AUTHOR=Kim Tae Wan , Ko Ryoung-Eun , Choi Ki Hong , Chung Chi Ryang , Cho Yang Hyun , Yang Jeong Hoon TITLE=Overt disseminated intravascular coagulation and antithrombin III predict bleeding and in-hospital mortality in patients undergoing extracorporeal membrane oxygenation JOURNAL=Frontiers in Medicine VOLUME=11 YEAR=2024 URL=https://www.frontiersin.org/journals/medicine/articles/10.3389/fmed.2024.1335826 DOI=10.3389/fmed.2024.1335826 ISSN=2296-858X ABSTRACT=Background

Limited data are available on the relationship of disseminated intravascular coagulation (DIC) with mortality in patients receiving extracorporeal membrane oxygenation (ECMO). Thus, we investigated the association of DIC score and antithrombin (AT) III with clinical outcomes in patients undergoing ECMO.

Methods

We analyzed 703 patients who underwent ECMO between January 2014 and May 2022 at Samsung Medical Center.
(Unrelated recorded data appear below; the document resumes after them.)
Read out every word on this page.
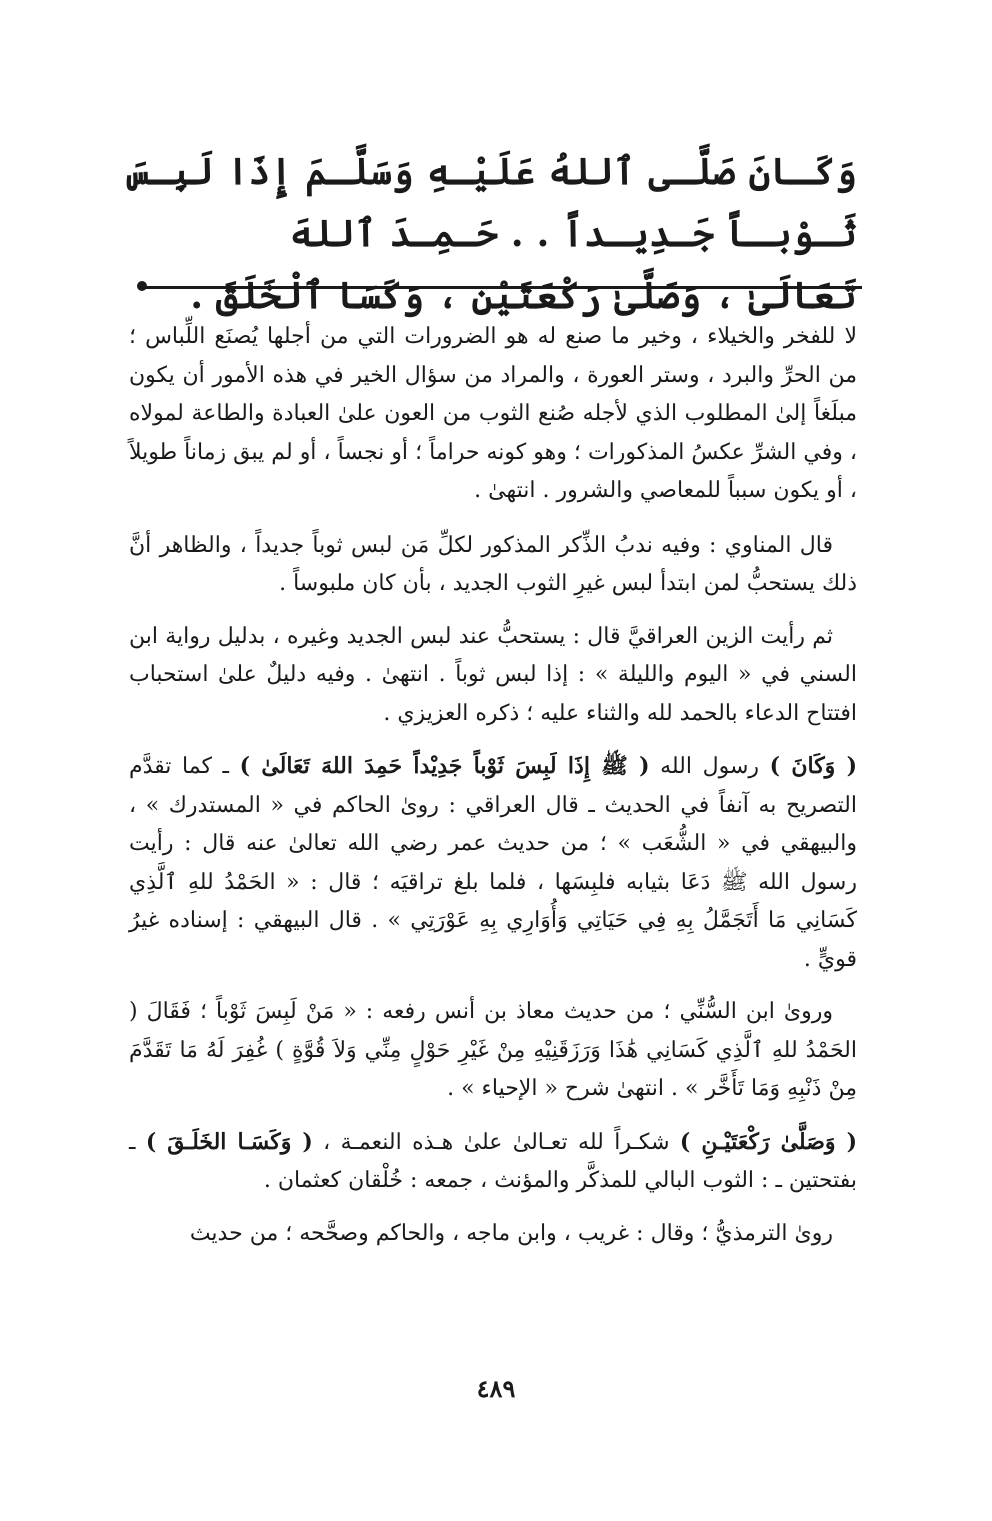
وَكَـانَ صَلَّـى ٱللهُ عَلَيْـهِ وَسَلَّـمَ إِذَا لَبِـسَ ثَـوْبـاً جَـدِيـداً . . حَـمِـدَ ٱللهَ

تَعَالَىٰ ، وَصَلَّىٰ رَكْعَتَيْنِ ، وَكَسَا ٱلْخَلَقَ .

لا للفخر والخيلاء ، وخير ما صنع له هو الضرورات التي من أجلها يُصنَع اللِّباس ؛ من الحرِّ والبرد ، وستر العورة ، والمراد من سؤال الخير في هذه الأمور أن يكون مبلَغاً إلىٰ المطلوب الذي لأجله صُنع الثوب من العون علىٰ العبادة والطاعة لمولاه ، وفي الشرِّ عكسُ المذكورات ؛ وهو كونه حراماً ؛ أو نجساً ، أو لم يبق زماناً طويلاً ، أو يكون سبباً للمعاصي والشرور . انتهىٰ .

قال المناوي : وفيه ندبُ الذِّكر المذكور لكلِّ مَن لبس ثوباً جديداً ، والظاهر أنَّ ذلك يستحبُّ لمن ابتدأ لبس غيرِ الثوب الجديد ، بأن كان ملبوساً .

ثم رأيت الزين العراقيَّ قال : يستحبُّ عند لبس الجديد وغيره ، بدليل رواية ابن السني في « اليوم والليلة » : إذا لبس ثوباً . انتهىٰ . وفيه دليلٌ علىٰ استحباب افتتاح الدعاء بالحمد لله والثناء عليه ؛ ذكره العزيزي .

( وَكَانَ ) رسول الله ( ﷺ إِذَا لَبِسَ ثَوْباً جَدِيْداً حَمِدَ اللهَ تَعَالَىٰ ) ـ كما تقدَّم التصريح به آنفاً في الحديث ـ قال العراقي : روىٰ الحاكم في « المستدرك » ، والبيهقي في « الشُّعَب » ؛ من حديث عمر رضي الله تعالىٰ عنه قال : رأيت رسول الله ﷺ دَعَا بثيابه فلبِسَها ، فلما بلغ تراقيَه ؛ قال : « الحَمْدُ للهِ ٱلَّذِي كَسَانِي مَا أَتَجَمَّلُ بِهِ فِي حَيَاتِي وَأُوَارِي بِهِ عَوْرَتِي » . قال البيهقي : إسناده غيرُ قويٍّ .

وروىٰ ابن السُّنِّي ؛ من حديث معاذ بن أنس رفعه : « مَنْ لَبِسَ ثَوْباً ؛ فَقَالَ ( الحَمْدُ للهِ ٱلَّذِي كَسَانِي هَٰذَا وَرَزَقَنِيْهِ مِنْ غَيْرِ حَوْلٍ مِنِّي وَلاَ قُوَّةٍ ) غُفِرَ لَهُ مَا تَقَدَّمَ مِنْ ذَنْبِهِ وَمَا تَأَخَّر » . انتهىٰ شرح « الإحياء » .

( وَصَلَّىٰ رَكْعَتَيْـنِ ) شكـراً لله تعـالىٰ علىٰ هـذه النعمـة ، ( وَكَسَـا الخَلَـقَ ) ـ بفتحتين ـ : الثوب البالي للمذكَّر والمؤنث ، جمعه : خُلْقان كعثمان .

روىٰ الترمذيُّ ؛ وقال : غريب ، وابن ماجه ، والحاكم وصحَّحه ؛ من حديث

٤٨٩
The DIC score was calculated using laboratory findings within 24 h of the ECMO initiation, and ≥ 5 was defined as overt DIC. In addition, the AT III level was measured to identify the correlation with the DIC score.

Results

Among the study patients, 169 (24.0%) were diagnosed with overt DIC (DIC group) during early maintenance therapy. In-hospital mortality was significantly higher in the DIC group than in the non-DIC group (55.0% vs. 36.5%, p < 0.001). Bleeding events were significantly higher in the group of patients with a DIC score of 7 or 8 than in the other group (20.8% vs. 8.4%, p = 0.038). DIC score negatively correlated with AT III level (r = −0.417, p < 0.001). The predictive performance of AT III for overt DIC had statistical significance with a c-static of 0.81 (95% confidence interval (CI), 0.77–0.84, p < 0.001).

Conclusion

Overt DIC was associated with higher in-hospital mortality and a tendency to bleed in ECMO patients. Furthermore, AT III plasma levels can easily predict overt DIC in patients undergoing ECMO. These findings suggest that monitoring AT III plasma levels may be important in the management of ECMO.